I am currently working on a research paper for presentation to the ISA in late March. The focus of the paper is Challenges to US Foreign Policy. One of the challenges that I identify that applies to the US and also to Western Europe is what I am calling leadership fatigue.
In my opinion, the US is demonstrating many signs of leadership fatigue. It is not new. We saw it after the Vietnam War when the US was demoralized for years. Now, after two long wars that appear to have solved little or nothing, we are seeing it again. Except for a few policy pundits who want the US to become involved anywhere at any time, most policy makers seem to have become disenchanted with foreign military involvements.

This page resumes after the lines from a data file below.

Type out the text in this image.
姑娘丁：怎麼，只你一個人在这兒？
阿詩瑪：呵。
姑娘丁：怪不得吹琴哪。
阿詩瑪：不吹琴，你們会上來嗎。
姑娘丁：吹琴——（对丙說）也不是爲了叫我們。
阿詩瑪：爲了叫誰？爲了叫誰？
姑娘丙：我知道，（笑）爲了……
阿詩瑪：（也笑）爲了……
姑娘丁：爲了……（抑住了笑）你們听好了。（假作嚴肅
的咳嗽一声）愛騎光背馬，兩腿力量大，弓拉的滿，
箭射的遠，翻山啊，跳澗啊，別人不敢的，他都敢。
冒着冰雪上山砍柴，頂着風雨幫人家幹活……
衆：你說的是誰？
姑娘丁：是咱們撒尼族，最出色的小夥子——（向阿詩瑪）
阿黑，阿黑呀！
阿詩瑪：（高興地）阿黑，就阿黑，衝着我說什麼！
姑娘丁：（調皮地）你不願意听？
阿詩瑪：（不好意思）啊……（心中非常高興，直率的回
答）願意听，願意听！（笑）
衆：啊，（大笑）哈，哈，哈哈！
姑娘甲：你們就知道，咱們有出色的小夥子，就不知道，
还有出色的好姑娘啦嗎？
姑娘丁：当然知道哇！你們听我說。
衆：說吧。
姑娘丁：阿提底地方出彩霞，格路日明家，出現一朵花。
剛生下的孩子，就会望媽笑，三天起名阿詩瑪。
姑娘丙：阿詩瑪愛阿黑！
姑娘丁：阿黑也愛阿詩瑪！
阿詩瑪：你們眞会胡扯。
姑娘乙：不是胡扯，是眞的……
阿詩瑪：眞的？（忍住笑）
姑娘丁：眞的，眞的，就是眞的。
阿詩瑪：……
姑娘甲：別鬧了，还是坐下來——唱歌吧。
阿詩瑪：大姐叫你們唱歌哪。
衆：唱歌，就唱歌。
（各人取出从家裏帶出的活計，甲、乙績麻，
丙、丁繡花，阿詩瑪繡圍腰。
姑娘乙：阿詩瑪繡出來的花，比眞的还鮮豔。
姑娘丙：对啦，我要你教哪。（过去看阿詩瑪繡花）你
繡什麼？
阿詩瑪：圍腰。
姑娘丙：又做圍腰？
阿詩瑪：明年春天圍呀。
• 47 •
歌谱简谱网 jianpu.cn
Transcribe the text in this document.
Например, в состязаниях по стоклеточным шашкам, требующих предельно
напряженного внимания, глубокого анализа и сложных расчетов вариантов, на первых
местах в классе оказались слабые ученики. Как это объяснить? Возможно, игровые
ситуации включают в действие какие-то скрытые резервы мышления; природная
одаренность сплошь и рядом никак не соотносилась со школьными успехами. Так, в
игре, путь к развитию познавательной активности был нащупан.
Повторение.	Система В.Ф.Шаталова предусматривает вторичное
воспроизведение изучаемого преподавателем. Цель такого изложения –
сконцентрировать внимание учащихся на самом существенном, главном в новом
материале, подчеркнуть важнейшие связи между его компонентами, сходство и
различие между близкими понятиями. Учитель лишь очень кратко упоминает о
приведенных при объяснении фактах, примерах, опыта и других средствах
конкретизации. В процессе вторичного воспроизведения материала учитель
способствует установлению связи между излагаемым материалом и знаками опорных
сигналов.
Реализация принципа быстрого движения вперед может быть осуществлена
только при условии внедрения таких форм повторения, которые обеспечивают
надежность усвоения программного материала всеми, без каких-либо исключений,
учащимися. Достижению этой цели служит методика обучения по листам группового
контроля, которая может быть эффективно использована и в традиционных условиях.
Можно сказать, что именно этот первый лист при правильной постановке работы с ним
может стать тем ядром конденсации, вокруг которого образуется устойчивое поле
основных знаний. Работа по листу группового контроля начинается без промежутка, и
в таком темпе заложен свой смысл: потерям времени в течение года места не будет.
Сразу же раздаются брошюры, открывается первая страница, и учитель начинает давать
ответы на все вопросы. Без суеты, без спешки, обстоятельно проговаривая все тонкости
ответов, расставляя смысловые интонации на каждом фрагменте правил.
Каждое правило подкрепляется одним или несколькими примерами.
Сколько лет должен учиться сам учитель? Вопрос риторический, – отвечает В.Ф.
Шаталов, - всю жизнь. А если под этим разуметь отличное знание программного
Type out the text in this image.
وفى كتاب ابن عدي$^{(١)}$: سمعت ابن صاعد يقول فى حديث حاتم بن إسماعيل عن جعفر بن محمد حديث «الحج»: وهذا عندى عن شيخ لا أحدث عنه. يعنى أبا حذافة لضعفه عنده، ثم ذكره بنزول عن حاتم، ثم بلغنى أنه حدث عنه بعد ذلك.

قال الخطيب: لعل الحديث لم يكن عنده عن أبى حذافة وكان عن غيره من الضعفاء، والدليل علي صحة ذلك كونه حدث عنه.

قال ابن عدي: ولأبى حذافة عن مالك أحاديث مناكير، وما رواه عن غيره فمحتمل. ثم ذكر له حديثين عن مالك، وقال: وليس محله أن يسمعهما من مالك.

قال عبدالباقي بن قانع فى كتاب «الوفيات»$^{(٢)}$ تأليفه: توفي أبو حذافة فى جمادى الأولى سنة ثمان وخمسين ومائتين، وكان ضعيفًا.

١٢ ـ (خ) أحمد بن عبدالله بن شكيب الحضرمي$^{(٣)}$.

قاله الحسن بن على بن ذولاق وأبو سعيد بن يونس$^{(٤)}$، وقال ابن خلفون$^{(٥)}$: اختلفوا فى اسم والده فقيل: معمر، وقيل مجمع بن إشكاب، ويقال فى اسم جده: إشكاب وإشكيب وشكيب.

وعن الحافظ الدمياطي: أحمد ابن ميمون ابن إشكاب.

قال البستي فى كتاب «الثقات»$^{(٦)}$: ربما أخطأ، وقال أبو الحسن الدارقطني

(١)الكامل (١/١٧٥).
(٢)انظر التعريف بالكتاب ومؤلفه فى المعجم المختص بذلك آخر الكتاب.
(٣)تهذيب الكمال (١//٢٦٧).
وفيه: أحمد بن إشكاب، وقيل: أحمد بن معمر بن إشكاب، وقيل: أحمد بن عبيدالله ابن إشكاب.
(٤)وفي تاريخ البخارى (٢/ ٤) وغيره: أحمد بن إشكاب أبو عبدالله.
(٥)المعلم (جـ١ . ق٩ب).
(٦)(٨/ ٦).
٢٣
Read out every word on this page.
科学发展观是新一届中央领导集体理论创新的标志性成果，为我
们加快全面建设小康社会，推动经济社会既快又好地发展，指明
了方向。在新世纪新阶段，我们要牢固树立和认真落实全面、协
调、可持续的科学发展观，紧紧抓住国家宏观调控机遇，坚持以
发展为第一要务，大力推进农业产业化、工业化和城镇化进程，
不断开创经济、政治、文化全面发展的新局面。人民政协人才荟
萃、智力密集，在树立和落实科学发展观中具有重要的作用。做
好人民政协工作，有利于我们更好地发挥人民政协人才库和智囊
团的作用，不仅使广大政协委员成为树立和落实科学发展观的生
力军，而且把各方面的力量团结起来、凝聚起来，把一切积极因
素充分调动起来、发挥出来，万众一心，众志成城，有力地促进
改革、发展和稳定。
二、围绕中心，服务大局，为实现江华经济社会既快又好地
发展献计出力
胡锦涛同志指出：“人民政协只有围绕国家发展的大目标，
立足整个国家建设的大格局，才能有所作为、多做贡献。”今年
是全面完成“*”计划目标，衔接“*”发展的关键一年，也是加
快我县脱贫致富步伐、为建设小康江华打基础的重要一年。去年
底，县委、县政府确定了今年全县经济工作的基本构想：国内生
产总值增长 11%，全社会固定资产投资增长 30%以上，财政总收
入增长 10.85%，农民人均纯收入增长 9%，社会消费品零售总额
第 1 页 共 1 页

Our own infrastructure has suffered in the past decade. Our schools, in particular, and our roads, for example, are showing the results of inattention. We have built dubious projects in other countries but invested little in our own infrastructure. Some argue the military involvement cost only a small share of our GNP, but we can question those statistics. The narrow military costs or the broader investment costs and the unfilled projects in our own country? I look at the larger picture, not the narrow military budget.
I have always been an internationalist, since my early days studying international relations. But, even I feel the intense leadership fatigue of our nation.
I am not suggesting that we fold our tent and come home. This is not 1972.
I think we have to judge each step judiciously. Limited, strategic international involvement should be our mantra, not global policeman on call.